Tuesday, October 21, 2014

Winning by Losing



“TheYellow Wallpaper”
By Charlotte Perkins Gilman



Explain the relationship between the narrator and her husband, John. How does this relationship affect the narrator?

In Charlotte Perkins Gilman’s “The Yellow Wallpaper”, the narrator tells us about a woman who goes into a rest cure as prescribed by her husband John, a physician. Her relationship with John is almost an endurance of un-being. She is not supposed to express herself in any form. Throughout the story, the narrator pauses by hiding her notebook from her husband. The rest cure as applied here is worse than the illness and brings about her descend into madness. The confinement of her body wouldn’t be as bad if it didn’t go hand in hand with the confinement of her mind.

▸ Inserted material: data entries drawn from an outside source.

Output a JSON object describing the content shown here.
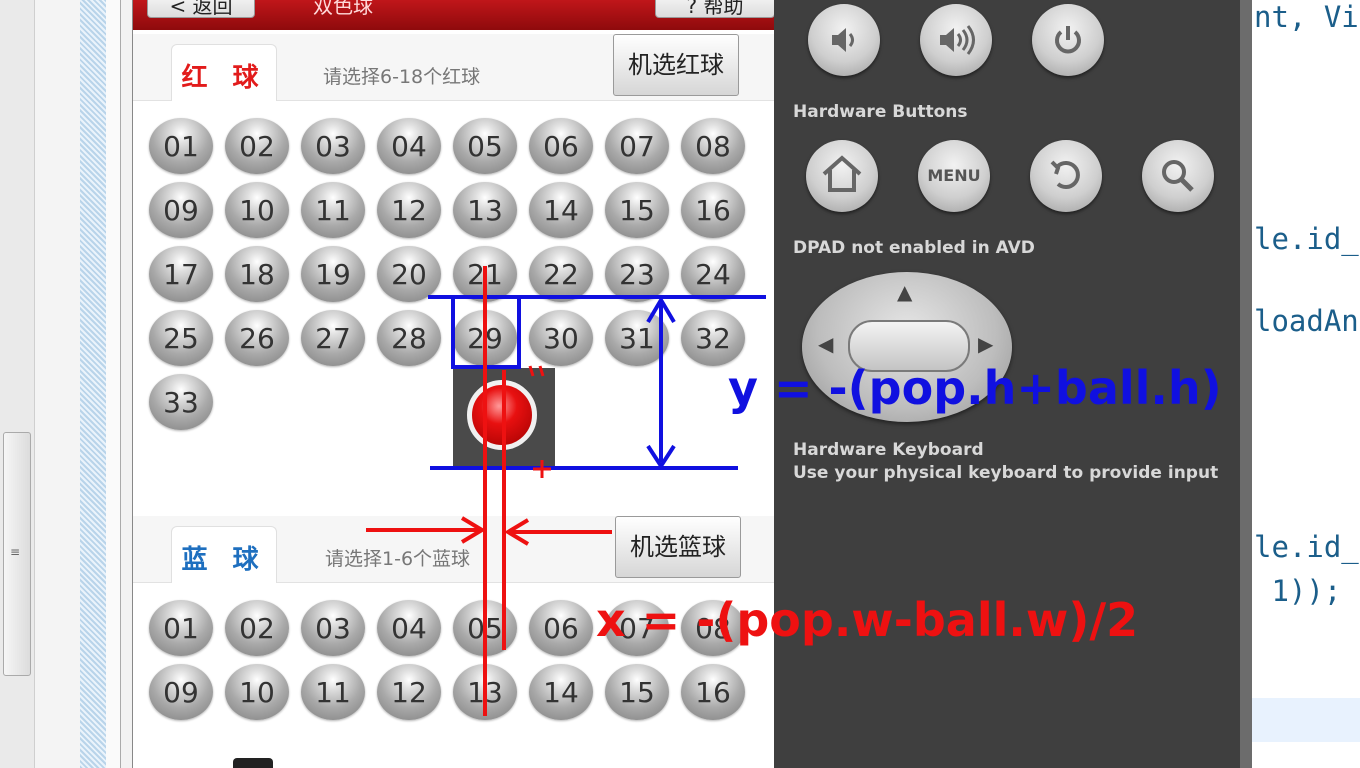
{
  "app": {
    "back_label": "< 返回",
    "help_label": "? 帮助",
    "title_partial": "双色球"
  },
  "red_section": {
    "tab_label": "红 球",
    "hint": "请选择6-18个红球",
    "machine_button": "机选红球",
    "balls": [
      "01",
      "02",
      "03",
      "04",
      "05",
      "06",
      "07",
      "08",
      "09",
      "10",
      "11",
      "12",
      "13",
      "14",
      "15",
      "16",
      "17",
      "18",
      "19",
      "20",
      "21",
      "22",
      "23",
      "24",
      "25",
      "26",
      "27",
      "28",
      "29",
      "30",
      "31",
      "32",
      "33"
    ]
  },
  "blue_section": {
    "tab_label": "蓝 球",
    "hint": "请选择1-6个蓝球",
    "machine_button": "机选篮球",
    "balls": [
      "01",
      "02",
      "03",
      "04",
      "05",
      "06",
      "07",
      "08",
      "09",
      "10",
      "11",
      "12",
      "13",
      "14",
      "15",
      "16"
    ]
  },
  "emulator": {
    "hardware_buttons_label": "Hardware Buttons",
    "menu_label": "MENU",
    "dpad_label_bold": "DPAD",
    "dpad_label_rest": " not enabled in AVD",
    "keyboard_title": "Hardware Keyboard",
    "keyboard_desc": "Use your physical keyboard to provide input"
  },
  "code_lines": [
    {
      "text": "nt, Vi"
    },
    {
      "text": "le.id_"
    },
    {
      "text": "loadAn"
    },
    {
      "text": "le.id_"
    },
    {
      "text": " 1));"
    }
  ],
  "annotations": {
    "y_formula": "y = -(pop.h+ball.h)",
    "x_formula": "x = -(pop.w-ball.w)/2",
    "blue_color": "#1010e0",
    "red_color": "#ee1111"
  },
  "colors": {
    "red_tab": "#e21b1b",
    "blue_tab": "#1e6fbf",
    "title_bar": "#b01215"
  }
}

She is supposed to give into her husband unquestionably, but even as she knows she is not supposed to speak up she does it throughout and usually ends in her breakdowns. It’s incredible but, as she is getting crazier she is feeling better in mind and her husband agrees that she is getting better in body. Towards the end of the story the narrator “escapes”, and she lets us know that there is no going back "I've got out at last, in spite of you and Jane? And I've pulled off most of the paper, so you can't put me back!" The paper here seems to be an allegory of the life she left behind, destroying it by going crazy.  And she doesn’t just escape, the coup the grâce is a last act of defiance, she lets him know he is in her way with the last line of  “Now why should that man have fainted? But he did, and right across my path by the wall, so that I had to creep over him every time!" The very end is my favorite part!